Is there anything known on the rate at which $\alpha_n$ decays to $0$ as $n\to\infty$ ?
The exponential lower-bound $\alpha_n>\frac1 {M^{n}}$ is not hard to prove, but is it reasonable to expect that $\alpha_n$ will actually decay much more slowly, i.e. like an inverse power of $n$ ?
$\alpha_n$ can be exponentially small once $M$ is large enough, say $M \geq 6$.
For $m > 0$ let $\tau_m$ be the (monic, degree-$m$) polynomial such that $\tau_m(z+z^{-1}) = z^m + z^{-m}$; in other words, $\tau_m(x) = 2 T_m(x/2)$ where $T_m$ is the $m$-th Čebyšev polynomial. Then $\tau_m$ has all its roots real and contained in the interval $(-2,2)$, while there are $m+1$ points $x_0,x_1,\ldots,x_m$ with $$ 2 = x_0 > x_1 > x_2 > \ldots > x_m = -2 $$ at which $\tau_m(x_k) = (-1)^k \cdot 2$.

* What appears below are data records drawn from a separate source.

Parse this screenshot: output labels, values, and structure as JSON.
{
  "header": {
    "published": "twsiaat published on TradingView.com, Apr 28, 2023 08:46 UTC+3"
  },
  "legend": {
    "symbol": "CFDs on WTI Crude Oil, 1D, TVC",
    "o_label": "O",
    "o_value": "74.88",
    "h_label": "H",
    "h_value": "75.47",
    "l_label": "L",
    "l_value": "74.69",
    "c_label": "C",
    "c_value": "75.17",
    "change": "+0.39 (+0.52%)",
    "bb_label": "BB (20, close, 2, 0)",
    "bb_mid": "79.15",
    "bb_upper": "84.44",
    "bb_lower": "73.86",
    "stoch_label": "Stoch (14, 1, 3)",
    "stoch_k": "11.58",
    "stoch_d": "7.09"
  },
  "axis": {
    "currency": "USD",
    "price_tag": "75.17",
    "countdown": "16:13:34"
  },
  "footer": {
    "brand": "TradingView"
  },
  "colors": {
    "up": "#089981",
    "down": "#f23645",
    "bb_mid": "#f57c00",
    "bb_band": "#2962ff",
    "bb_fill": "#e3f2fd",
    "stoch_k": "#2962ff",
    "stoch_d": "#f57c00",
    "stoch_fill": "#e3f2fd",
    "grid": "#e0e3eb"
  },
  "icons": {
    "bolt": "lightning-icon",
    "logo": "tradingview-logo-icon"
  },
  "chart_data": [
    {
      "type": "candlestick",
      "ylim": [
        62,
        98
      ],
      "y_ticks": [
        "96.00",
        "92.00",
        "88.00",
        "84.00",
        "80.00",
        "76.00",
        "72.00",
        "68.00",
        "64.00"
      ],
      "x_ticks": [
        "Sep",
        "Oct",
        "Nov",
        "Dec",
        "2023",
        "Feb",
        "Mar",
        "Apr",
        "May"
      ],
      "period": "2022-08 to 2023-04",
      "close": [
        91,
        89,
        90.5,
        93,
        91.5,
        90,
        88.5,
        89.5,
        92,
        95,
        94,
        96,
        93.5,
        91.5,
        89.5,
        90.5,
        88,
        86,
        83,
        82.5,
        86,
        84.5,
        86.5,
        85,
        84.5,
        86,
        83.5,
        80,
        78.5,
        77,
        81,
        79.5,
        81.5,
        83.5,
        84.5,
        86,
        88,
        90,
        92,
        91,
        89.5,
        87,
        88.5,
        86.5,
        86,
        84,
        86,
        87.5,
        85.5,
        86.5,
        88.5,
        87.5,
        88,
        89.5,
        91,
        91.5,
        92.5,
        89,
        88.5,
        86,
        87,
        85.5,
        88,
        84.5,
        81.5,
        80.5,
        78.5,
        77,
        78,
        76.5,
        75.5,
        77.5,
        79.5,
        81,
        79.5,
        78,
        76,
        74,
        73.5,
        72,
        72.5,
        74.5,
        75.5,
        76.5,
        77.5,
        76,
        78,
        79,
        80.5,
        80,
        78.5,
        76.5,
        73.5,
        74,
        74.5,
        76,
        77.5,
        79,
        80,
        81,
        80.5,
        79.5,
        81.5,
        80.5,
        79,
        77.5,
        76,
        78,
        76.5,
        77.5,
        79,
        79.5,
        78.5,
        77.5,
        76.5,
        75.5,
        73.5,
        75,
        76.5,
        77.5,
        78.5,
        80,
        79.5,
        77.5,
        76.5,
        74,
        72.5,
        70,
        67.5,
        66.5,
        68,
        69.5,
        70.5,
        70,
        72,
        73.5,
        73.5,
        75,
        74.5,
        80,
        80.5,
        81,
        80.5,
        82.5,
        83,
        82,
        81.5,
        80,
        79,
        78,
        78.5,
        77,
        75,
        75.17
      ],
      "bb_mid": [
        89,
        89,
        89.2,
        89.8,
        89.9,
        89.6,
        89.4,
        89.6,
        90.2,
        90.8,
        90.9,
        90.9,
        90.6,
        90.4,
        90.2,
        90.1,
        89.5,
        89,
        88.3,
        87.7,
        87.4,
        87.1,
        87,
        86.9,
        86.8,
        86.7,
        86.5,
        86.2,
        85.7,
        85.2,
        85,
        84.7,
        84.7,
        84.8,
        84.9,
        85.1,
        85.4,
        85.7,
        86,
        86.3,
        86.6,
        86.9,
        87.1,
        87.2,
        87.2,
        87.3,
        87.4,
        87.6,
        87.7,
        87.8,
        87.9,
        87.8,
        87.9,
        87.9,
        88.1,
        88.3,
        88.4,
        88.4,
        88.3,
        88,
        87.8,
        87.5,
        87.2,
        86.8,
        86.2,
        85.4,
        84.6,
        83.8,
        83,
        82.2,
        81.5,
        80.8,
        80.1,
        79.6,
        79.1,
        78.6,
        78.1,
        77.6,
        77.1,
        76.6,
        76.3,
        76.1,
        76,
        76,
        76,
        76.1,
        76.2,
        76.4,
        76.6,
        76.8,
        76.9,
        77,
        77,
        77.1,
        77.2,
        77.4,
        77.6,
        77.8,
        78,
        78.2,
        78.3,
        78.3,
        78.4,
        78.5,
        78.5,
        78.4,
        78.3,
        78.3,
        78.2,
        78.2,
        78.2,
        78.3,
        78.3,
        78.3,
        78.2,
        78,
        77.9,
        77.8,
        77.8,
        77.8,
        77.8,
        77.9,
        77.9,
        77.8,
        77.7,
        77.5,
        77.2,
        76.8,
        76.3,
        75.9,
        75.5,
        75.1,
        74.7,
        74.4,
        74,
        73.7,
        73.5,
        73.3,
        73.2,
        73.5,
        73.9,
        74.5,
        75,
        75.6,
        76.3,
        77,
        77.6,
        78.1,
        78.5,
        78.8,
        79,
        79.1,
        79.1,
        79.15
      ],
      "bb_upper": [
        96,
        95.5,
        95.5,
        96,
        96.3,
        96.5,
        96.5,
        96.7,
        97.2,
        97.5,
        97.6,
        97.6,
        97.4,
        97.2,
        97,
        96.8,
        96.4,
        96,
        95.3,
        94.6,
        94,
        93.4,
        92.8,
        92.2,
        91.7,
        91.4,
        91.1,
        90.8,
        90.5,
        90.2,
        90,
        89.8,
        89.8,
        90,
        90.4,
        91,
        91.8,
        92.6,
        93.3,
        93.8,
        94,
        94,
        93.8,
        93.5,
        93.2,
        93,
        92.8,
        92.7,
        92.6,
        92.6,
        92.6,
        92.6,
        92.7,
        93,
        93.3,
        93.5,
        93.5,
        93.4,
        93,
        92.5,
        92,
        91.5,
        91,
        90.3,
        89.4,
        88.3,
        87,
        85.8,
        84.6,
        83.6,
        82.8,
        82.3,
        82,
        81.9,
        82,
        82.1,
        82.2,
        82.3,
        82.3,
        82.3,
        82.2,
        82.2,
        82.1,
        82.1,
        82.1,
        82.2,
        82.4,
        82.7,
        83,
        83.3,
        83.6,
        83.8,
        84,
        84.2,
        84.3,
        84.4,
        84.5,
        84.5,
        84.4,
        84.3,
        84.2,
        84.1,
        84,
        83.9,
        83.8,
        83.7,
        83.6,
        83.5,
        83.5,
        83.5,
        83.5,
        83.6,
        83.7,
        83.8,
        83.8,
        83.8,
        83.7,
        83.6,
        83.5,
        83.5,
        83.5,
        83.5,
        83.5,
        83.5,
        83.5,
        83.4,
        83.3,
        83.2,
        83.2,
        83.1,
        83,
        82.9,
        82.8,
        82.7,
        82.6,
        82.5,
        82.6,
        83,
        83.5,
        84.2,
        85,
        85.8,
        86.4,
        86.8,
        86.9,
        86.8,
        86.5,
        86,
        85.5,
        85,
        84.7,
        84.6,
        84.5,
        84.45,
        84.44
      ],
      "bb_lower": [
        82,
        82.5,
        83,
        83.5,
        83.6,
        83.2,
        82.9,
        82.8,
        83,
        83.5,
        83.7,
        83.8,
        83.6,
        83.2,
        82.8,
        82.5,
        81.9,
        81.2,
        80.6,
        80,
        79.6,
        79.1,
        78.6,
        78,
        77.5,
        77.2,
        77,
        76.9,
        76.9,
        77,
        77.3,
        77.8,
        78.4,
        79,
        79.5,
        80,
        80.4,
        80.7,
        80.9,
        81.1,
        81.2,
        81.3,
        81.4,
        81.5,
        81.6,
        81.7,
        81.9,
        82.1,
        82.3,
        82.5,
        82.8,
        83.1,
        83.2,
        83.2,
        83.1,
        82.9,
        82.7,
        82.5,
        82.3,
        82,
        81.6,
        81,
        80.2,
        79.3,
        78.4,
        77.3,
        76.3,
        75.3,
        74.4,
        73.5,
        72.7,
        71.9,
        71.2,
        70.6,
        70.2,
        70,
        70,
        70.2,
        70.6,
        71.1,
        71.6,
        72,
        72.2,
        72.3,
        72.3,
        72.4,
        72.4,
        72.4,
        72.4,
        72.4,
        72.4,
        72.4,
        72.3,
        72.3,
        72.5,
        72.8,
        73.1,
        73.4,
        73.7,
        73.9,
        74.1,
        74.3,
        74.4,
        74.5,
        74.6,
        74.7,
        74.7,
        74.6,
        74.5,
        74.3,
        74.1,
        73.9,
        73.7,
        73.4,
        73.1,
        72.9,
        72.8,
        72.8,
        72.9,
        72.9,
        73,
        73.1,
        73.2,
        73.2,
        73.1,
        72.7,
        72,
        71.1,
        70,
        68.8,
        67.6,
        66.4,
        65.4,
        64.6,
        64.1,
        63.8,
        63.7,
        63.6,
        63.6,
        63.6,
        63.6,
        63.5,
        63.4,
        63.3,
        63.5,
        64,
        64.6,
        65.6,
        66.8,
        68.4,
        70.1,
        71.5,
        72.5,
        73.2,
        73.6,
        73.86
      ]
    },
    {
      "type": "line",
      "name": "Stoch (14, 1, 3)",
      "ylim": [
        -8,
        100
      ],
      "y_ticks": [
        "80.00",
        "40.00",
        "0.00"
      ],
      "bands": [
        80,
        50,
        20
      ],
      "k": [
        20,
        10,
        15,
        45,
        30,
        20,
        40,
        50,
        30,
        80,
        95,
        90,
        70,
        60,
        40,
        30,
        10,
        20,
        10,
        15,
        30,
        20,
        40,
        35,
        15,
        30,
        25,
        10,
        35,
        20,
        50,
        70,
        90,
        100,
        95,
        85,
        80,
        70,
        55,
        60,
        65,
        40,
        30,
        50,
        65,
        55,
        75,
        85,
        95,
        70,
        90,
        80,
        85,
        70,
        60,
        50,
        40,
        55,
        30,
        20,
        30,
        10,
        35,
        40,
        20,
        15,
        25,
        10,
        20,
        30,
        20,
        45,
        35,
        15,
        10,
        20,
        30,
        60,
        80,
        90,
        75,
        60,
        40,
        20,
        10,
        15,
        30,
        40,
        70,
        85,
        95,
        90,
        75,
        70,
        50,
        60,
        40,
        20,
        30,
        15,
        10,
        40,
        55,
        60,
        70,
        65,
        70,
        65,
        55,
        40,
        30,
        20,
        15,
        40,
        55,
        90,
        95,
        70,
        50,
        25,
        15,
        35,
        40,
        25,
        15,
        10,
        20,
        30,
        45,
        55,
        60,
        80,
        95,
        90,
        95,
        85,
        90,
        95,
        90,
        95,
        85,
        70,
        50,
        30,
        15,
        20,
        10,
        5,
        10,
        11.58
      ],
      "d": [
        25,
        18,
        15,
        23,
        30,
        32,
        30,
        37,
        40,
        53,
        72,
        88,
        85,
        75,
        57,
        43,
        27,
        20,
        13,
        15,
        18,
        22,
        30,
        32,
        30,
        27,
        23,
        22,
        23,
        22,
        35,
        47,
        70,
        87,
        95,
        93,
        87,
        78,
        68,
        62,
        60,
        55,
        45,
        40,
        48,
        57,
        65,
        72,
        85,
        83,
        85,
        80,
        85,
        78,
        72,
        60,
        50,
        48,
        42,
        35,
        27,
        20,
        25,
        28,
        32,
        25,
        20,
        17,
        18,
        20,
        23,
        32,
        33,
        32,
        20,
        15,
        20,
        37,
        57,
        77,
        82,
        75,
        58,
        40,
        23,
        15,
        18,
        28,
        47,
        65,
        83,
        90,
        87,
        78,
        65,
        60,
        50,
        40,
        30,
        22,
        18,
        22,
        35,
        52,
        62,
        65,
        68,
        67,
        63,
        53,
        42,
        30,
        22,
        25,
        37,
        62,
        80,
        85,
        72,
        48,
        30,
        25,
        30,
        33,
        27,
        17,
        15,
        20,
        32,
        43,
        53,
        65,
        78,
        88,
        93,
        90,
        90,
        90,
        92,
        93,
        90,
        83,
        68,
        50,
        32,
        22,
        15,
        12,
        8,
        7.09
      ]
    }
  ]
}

Now fix an integer $M>5$, for $n$ odd let $m$ be the even number $n-1$ and consider $P(x) = x \, \tau_m (x-(M-2)) - 1$. This is a monic polynomial with $P(1)=-1$, $P(M-4)>0$, and $P$ changing sign between $x_{k-1}$ and $x_k$ for each $k=1,2,\ldots,m$. Therefore it has $m+1=n$ real roots, all in $(0,M)$, and all but one greater than $M-4$. Moreover the product of these roots is $-P(0) = 1$. Hence the remaining root is smaller than $(M-4)^{1-n}$, which decays exponentially once $M-4>1$. (In fact $M=5$ is good enough because about half the roots exceed $M-2$.)
For example, if $M=10$ and $n=7$ this recipe yields the septic polynomial $$ x^7 - 48x^6 + 954x^5 - 10048x^4 + 59145x^3 - 184464x^2 + 238142x - 1, $$ with one root just below $4.2 \cdot 10^{-6}$ and the other six ranging from about $6.061$ to $9.936$.